Q: With mutual funds, are index funds best for beginners (like me)? – D.C., Riverside, California

A: Low-fee, broad-market index funds, such as those that track the S&P 500, are indeed perfect for most people – beginners or not. An S&P 500 fund will have you instantly invested in 500 of America’s biggest companies. (Many of them have sizable overseas operations, too, giving you international diversification.) Broader funds, such as Vanguard’s Total Stock Market Index, include smaller and medium-sized companies, too, while “total world” indexes also include foreign companies. Seek index funds with low fees. Many charge less than 0.25 percent annually.

Index funds should have you matching the performance of their underlying indexes. If you want to aim even higher, you might study and carefully choose a few individual companies in which to invest – but doing well at that can take a lot of time, energy and skill. It’s hard to beat the ease and results of simple index funds.

My dumbest investment

My dumbest investment? I lost 100 percent of the money I put into a battery company. It made the biggest batteries in the world, mainly for ships. How could I go wrong, right? Well, I didn’t look at the company closely or look up any news on it. All I listened to was the advice to invest in it. It was a Chinese company that cooked its books and had been in trouble with the SEC. Then, when the Chinese stock market crashed, my money went down the drain, permanently. The company no longer exists.

Now I’m more careful, to say the least. I follow Fool stock recommendations, but mainly just to get ideas of companies to investigate. I do a lot of my own reading on the companies to learn what they make, what they contribute to the world, whether people really want or need the products, whether they might survive for the long term, etc. Now I’ve been making about 50 percent a year.

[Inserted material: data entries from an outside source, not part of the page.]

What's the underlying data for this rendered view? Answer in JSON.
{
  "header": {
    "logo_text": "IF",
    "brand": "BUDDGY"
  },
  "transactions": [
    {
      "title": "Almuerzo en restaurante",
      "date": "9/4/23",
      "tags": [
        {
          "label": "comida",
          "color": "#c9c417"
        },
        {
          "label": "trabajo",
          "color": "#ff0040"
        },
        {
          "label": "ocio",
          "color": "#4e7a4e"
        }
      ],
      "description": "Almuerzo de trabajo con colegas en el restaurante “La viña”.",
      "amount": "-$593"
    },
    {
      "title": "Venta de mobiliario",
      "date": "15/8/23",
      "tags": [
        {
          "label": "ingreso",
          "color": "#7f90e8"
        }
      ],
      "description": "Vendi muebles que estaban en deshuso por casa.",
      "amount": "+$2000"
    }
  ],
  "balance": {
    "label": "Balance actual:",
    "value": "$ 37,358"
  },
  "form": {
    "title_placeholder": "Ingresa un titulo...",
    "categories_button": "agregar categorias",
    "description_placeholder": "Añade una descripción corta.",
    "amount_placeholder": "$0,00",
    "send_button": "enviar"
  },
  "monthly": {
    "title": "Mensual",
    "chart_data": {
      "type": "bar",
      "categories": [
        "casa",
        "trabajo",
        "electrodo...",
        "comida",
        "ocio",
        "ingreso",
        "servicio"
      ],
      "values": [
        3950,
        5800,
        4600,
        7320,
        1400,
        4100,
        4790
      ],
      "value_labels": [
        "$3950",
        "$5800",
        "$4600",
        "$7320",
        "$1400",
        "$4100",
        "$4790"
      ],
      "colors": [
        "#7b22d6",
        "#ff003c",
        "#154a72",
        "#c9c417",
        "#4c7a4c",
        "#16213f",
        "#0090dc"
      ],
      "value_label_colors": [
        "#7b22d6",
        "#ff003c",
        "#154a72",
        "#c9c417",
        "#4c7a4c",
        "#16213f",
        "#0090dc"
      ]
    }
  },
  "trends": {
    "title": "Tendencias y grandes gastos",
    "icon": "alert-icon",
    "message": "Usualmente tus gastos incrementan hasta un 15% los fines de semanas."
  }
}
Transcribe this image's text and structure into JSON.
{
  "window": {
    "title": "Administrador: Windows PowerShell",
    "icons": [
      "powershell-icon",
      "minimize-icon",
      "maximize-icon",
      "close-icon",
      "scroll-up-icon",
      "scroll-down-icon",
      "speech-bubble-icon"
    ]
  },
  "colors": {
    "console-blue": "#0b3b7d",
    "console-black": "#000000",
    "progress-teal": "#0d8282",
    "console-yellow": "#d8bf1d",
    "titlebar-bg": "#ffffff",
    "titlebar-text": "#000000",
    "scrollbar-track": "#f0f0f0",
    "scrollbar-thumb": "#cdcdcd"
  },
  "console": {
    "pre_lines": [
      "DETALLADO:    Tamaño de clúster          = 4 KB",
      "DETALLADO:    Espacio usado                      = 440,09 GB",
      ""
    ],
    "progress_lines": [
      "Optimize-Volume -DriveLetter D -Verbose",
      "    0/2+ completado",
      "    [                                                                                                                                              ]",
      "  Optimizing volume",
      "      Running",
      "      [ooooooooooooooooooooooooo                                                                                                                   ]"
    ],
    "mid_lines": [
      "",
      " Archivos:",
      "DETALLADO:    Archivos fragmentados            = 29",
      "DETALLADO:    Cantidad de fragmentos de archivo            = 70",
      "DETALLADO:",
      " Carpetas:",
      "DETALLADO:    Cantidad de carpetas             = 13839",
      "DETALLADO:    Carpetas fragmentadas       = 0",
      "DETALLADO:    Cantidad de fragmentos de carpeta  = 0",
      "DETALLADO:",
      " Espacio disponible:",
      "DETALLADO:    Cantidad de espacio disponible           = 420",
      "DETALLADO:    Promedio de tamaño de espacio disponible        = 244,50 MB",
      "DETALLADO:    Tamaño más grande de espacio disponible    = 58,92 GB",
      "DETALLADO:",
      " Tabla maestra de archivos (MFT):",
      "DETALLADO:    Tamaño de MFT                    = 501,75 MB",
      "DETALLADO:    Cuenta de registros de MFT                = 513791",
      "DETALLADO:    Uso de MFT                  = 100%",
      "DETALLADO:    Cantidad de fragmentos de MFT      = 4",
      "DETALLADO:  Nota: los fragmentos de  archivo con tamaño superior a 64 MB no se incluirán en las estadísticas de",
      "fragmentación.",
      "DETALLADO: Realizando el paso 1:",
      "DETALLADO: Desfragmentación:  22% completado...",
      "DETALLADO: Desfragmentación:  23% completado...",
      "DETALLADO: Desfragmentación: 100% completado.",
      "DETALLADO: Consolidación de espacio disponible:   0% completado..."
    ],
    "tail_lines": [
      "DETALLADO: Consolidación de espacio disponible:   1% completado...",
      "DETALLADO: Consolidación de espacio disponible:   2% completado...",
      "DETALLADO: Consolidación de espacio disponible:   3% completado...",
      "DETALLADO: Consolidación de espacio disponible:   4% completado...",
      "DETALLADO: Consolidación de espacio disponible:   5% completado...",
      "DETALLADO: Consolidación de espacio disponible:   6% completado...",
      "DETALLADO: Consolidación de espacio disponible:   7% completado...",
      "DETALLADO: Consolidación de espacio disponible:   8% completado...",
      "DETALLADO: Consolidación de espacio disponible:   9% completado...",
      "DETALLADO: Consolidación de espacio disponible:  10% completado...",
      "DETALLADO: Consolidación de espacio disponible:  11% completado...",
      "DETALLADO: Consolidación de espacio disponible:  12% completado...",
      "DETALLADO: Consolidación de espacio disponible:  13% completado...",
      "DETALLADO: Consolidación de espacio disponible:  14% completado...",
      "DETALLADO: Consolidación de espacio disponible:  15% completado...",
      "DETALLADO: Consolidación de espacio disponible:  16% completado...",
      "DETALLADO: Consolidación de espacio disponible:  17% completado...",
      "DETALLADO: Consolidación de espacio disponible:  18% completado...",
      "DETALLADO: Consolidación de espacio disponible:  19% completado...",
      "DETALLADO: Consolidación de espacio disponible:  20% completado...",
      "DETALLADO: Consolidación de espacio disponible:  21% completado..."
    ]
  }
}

My investment strategy at the moment is to take chances on stocks that I think will grow briskly, but when I do so, I invest the same amount in stalwart blue chip companies, too, or in a mutual fund with bonds. – L.W., Saratoga Springs, New York

The Fool responds: You’ve improved your investing process immensely, though 50 percent returns are not normally sustainable. Balancing your riskier investments with less risky ones is smart.